Again and again, O’Brien describes Cacciato as being strangely, eerily calm. This again adds to the sense of Cacciato as otherworldly or superhuman—a kind of dream figure the soldiers are pursuing. All these seemingly fantastical elements ultimately point towards the revelation, at the novel’s end, that this whole journey towards Paris is playing out in Berlin’s traumatized imagination.
The soldiers march toward Cacciato. Suddenly, Stink Harris looks down: he’s “tripped” a wire. Quickly, the soldiers jump to the ground, knowing that there will be an enormous explosion. Paul Berlin crouches on the ground, closing his eyes and waiting for the inevitable “Boom.” But no explosion comes. Instead, there is a hissing sound, and Lieutenant Corson shouts that the squad has triggered a smoke bomb. Bright red smoke engulfs the soldiers. They can’t see anything. Nevertheless, all seven soldiers manage to crawl to safety, gasping and coughing. As Lieutenant Corson crawls away, he mutters, “Had us, could’ve had us all, he could’ve.”
The fact that the bomb is a smoke bomb, rather than a land mine, is, it should be noted, an incredible coincidence. The soldiers are lucky to be alive—the first of many “close shaves” they’ll encounter in the novel. O’Brien reminds us that the soldiers are very lucky to have gotten as far as they’ve gone—fantastically lucky, as it will turn out. The confusion and fear of the smoke bomb is also like a microcosm for the world of the Vietnam War itself.
A few hours later, Oscar Johnson is returning to the squad, carrying a white flag. Johnson has gone to meet with Cacciato, in order to negotiate the terms of Cacciato’s surrender. Johnson has told Cacciato the truth: Cacciato has intentionally endangered the lives of his fellow soldiers, a crime for which he could easily be court-marshaled in the United States. As such, he should surrender, rather than make his situation any worse. Cacciato, Johnson reports, has refused to surrender. He cheerfully apologized for the smoke, and asked Johnson how the squad is “holding up.” Johnson asks Lieutenant Corson, “Why not let him go, sir?” Corson only replies that he needs “rest.”
In this section, O’Brien introduces the legalistic side of duty and desertion. According to this perspective, Cacciato is a criminal because he’s refused to fight on behalf of his government, and has disobeyed his commanding officers, Corson and Johnson. And yet these crimes seem hilarious petty when compared to the crimes of the Vietnam War itself—what’s desertion next to the My Lai massacre? (See Background Info.) Moreover, Corson seems increasingly unstable, throwing any and all of his orders—including the order that Cacciato remain a soldier—into question.

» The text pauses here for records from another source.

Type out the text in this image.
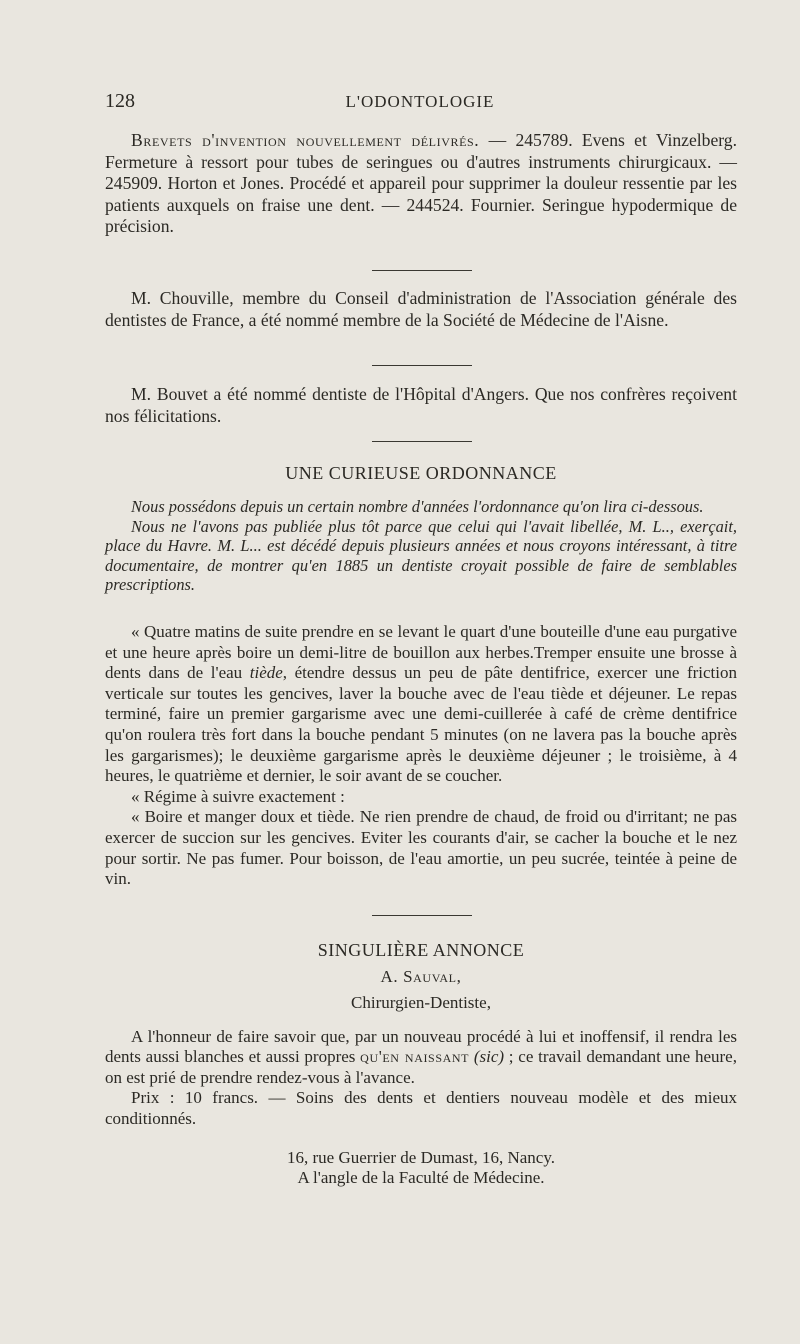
128	L'ODONTOLOGIE

Brevets d'invention nouvellement délivrés. — 245789. Evens et Vinzelberg. Fermeture à ressort pour tubes de seringues ou d'autres instruments chirurgicaux. — 245909. Horton et Jones. Procédé et appareil pour supprimer la douleur ressentie par les patients auxquels on fraise une dent. — 244524. Fournier. Seringue hypodermique de précision.

M. Chouville, membre du Conseil d'administration de l'Association générale des dentistes de France, a été nommé membre de la Société de Médecine de l'Aisne.

M. Bouvet a été nommé dentiste de l'Hôpital d'Angers. Que nos confrères reçoivent nos félicitations.

UNE CURIEUSE ORDONNANCE

Nous possédons depuis un certain nombre d'années l'ordonnance qu'on lira ci-dessous.

Nous ne l'avons pas publiée plus tôt parce que celui qui l'avait libellée, M. L.., exerçait, place du Havre. M. L... est décédé depuis plusieurs années et nous croyons intéressant, à titre documentaire, de montrer qu'en 1885 un dentiste croyait possible de faire de semblables prescriptions.

« Quatre matins de suite prendre en se levant le quart d'une bouteille d'une eau purgative et une heure après boire un demi-litre de bouillon aux herbes.Tremper ensuite une brosse à dents dans de l'eau tiède, étendre dessus un peu de pâte dentifrice, exercer une friction verticale sur toutes les gencives, laver la bouche avec de l'eau tiède et déjeuner. Le repas terminé, faire un premier gargarisme avec une demi-cuillerée à café de crème dentifrice qu'on roulera très fort dans la bouche pendant 5 minutes (on ne lavera pas la bouche après les gargarismes); le deuxième gargarisme après le deuxième déjeuner ; le troisième, à 4 heures, le quatrième et dernier, le soir avant de se coucher.

« Régime à suivre exactement :

« Boire et manger doux et tiède. Ne rien prendre de chaud, de froid ou d'irritant; ne pas exercer de succion sur les gencives. Eviter les courants d'air, se cacher la bouche et le nez pour sortir. Ne pas fumer. Pour boisson, de l'eau amortie, un peu sucrée, teintée à peine de vin.

SINGULIÈRE ANNONCE
A. Sauval,
Chirurgien-Dentiste,

A l'honneur de faire savoir que, par un nouveau procédé à lui et inoffensif, il rendra les dents aussi blanches et aussi propres qu'en naissant (sic) ; ce travail demandant une heure, on est prié de prendre rendez-vous à l'avance.

Prix : 10 francs. — Soins des dents et dentiers nouveau modèle et des mieux conditionnés.

16, rue Guerrier de Dumast, 16, Nancy.
A l'angle de la Faculté de Médecine.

That night, Paul Berlin dreams about Cacciato walking through the country. He still wants to believe that Cacciato could succeed in his plan to walk to Paris. “Yes, it could be done,” he tells himself. Suddenly, it begins to rain.
Berlin becomes increasingly adamant in his belief that Cacciato can make it to Paris. He seemingly does so because he needs something to believe in—something to inspire him to survive.
The next morning, the rain has subsided. Berlin wakes up and sees a small fire in the distance—Cacciato is cooking himself breakfast. Lieutenant Corson wakes up and announces, “let’s do it.” Eddie, Oscar, and Harold Murphy proceed towards Cacciato, while Corson and the other soldiers stay behind, “to block a retreat.” They plan to arrest Cacciato. It is still very dark, and Berlin fires a bright green flare into the sky. Back with Corson, Doc imagines that the soldiers are celebrating the New Year—1968, the Year of the Pig.
For not the last time in the novel, O’Brien ends a section with a “cliffhanger.” He toys with our sense of anticipation throughout the novel, calling into question how “realistic” any of the events in the book really are. The hallucinatory description of this scene, in hindsight, seemingly echoes Berlin’s trauma—this is the night on which he (presumably) shot Cacciato.